189. Трудолюбивым расам трудно быть праздными: это был мастерский ход АНГЛИЙСКОГО инстинкта — освятить и омрачить воскресенье до такой степени, что англичанин бессознательно снова жаждет своей недели — и рабочего дня: — как своего рода хитроумно придуманный, хитроумно вставленный ПОСТ, какой часто встречается и в древнем мире (хотя, как и подобает южным народам, не совсем в отношении работы). Необходимы многие виды постов; и везде, где преобладают мощные влияния и привычки, законодатели должны следить за тем, чтобы были назначены вставные дни, в которые такие импульсы сковываются и учатся голодать заново. Если смотреть с более высокой точки зрения, целые поколения и эпохи, когда они оказываются зараженными каким-либо моральным фанатизмом, кажутся теми вставными периодами воздержания и поста, во время которых импульс учится смиряться и подчиняться — в то же время также ОЧИЩАТЬ и ОСТРИТЬ себя; определенные философские секты также допускают подобную интерпретацию (например, Стоя посреди эллинской культуры, с атмосферой, тяжелой и перенасыщенной афродизиакальными запахами). — Здесь также есть намек для объяснения парадокса, почему именно в самый христианский период европейской истории, и в целом только под давлением христианских чувств, половой импульс сублимировался в любовь (amour-passion).

190. В морали Платона есть нечто, что на самом деле не принадлежит Платону, но что появляется в его философии, можно сказать, вопреки ему: а именно, сократизм, для которого он сам был слишком благороден. «Никто не желает вредить себе, поэтому всё зло делается невольно. Злой человек причиняет вред самому себе; он не делал бы этого, однако, если бы знал, что зло есть зло. Злой человек, следовательно, зол только по ошибке; если избавить его от ошибки, то обязательно сделаешь его — добрым». — Этот способ рассуждения отдает ЧЕРНЬЮ, которая воспринимает только неприятные последствия злодеяния и практически судит, что «ГЛУПО поступать дурно»; в то время как они принимают «добро» как тождественное «полезному и приятному» без дальнейших раздумий. Что касается любой системы утилитаризма, можно сразу предположить, что она имеет то же происхождение, и идти по следу: редко ошибешься. — Платон сделал всё, что мог, чтобы интерпретировать что-то утонченное и благородное в догматы своего учителя, и прежде всего — интерпретировать самого себя в них — он, самый дерзкий из всех интерпретаторов, который вытащил всего Сократа с улицы, как популярную тему и песню, чтобы выставить его в бесконечных и невозможных модификациях — а именно, во всех своих собственных масках и многообразиях. В шутку, и на гомеровском языке тоже, что такое платоновский Сократ, если не — [греческие слова].
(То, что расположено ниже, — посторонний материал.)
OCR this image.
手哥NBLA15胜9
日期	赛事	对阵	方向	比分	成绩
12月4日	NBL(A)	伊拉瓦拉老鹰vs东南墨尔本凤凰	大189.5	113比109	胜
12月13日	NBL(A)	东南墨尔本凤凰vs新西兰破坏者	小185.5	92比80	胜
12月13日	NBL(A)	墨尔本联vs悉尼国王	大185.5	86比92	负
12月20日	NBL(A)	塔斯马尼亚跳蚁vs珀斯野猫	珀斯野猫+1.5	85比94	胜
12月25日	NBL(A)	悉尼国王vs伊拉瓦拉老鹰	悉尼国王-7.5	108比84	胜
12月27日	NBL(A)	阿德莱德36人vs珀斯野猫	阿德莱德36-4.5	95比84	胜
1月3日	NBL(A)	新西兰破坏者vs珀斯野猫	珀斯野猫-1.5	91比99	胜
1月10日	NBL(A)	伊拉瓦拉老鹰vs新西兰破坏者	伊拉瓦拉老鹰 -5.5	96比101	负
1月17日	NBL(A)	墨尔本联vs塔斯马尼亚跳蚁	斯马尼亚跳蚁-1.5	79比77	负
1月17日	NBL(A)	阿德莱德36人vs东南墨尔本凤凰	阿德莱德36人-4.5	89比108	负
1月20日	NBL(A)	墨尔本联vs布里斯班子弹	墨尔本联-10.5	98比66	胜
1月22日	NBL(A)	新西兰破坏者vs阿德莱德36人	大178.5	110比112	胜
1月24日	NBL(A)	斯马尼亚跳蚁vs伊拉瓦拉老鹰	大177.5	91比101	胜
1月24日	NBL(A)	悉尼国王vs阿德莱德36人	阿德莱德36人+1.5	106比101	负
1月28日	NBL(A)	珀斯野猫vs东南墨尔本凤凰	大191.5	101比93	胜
191. Старая теологическая проблема «Веры» и «Знания», или, проще говоря, инстинкта и разума — вопрос о том, заслуживает ли инстинкт в отношении оценки вещей большего авторитета, чем рациональность, которая хочет оценивать и действовать согласно мотивам, согласно «Почему», то есть в соответствии с целью и пользой, — это всегда старая моральная проблема, которая впервые появилась в лице Сократа и разделила умы людей задолго до христианства. Сам Сократ, следуя, конечно, вкусу своего таланта — таланта превосходящего диалектика, — принял сначала сторону разума; и, в самом деле, что он делал всю свою жизнь, кроме как смеялся над неуклюжей неспособностью благородных афинян, которые были людьми инстинкта, как и все благородные люди, и никогда не могли дать удовлетворительных ответов относительно мотивов своих действий? В конце концов, однако, хотя молча и тайно, он смеялся и над самим собой: со своей более тонкой совестью и самоанализом он обнаружил в себе ту же трудность и неспособность. «Но почему, — говорил он себе, — следует из-за этого отделяться от инстинктов! Нужно направить их на верный путь, и разум ТАКЖЕ — нужно следовать инстинктам, но в то же время убедить разум поддержать их хорошими аргументами». Это была настоящая ЛЖИВОСТЬ того великого и таинственного ирониста; он довел свою совесть до того, что удовлетворился своего рода самообманом: на самом деле он осознал иррациональность в моральном суждении. — Платон, более невинный в таких делах и без хитрости плебея, хотел доказать себе, ценой всех своих сил — величайших сил, которые когда-либо тратил философ, — что разум и инстинкт ведут спонтанно к одной цели, к добру, к «Богу»; и со времен Платона все теологи и философы следовали тем же путем — что означает, что в вопросах морали инстинкт (или, как называют его христиане, «Вера», или, как называю его я, «стадо») до сих пор торжествовал. Если не сделать исключение в случае Декарта, отца рационализма (и, следовательно, деда Революции), который признавал только авторитет разума: но разум — это лишь инструмент, а Декарт был поверхностен.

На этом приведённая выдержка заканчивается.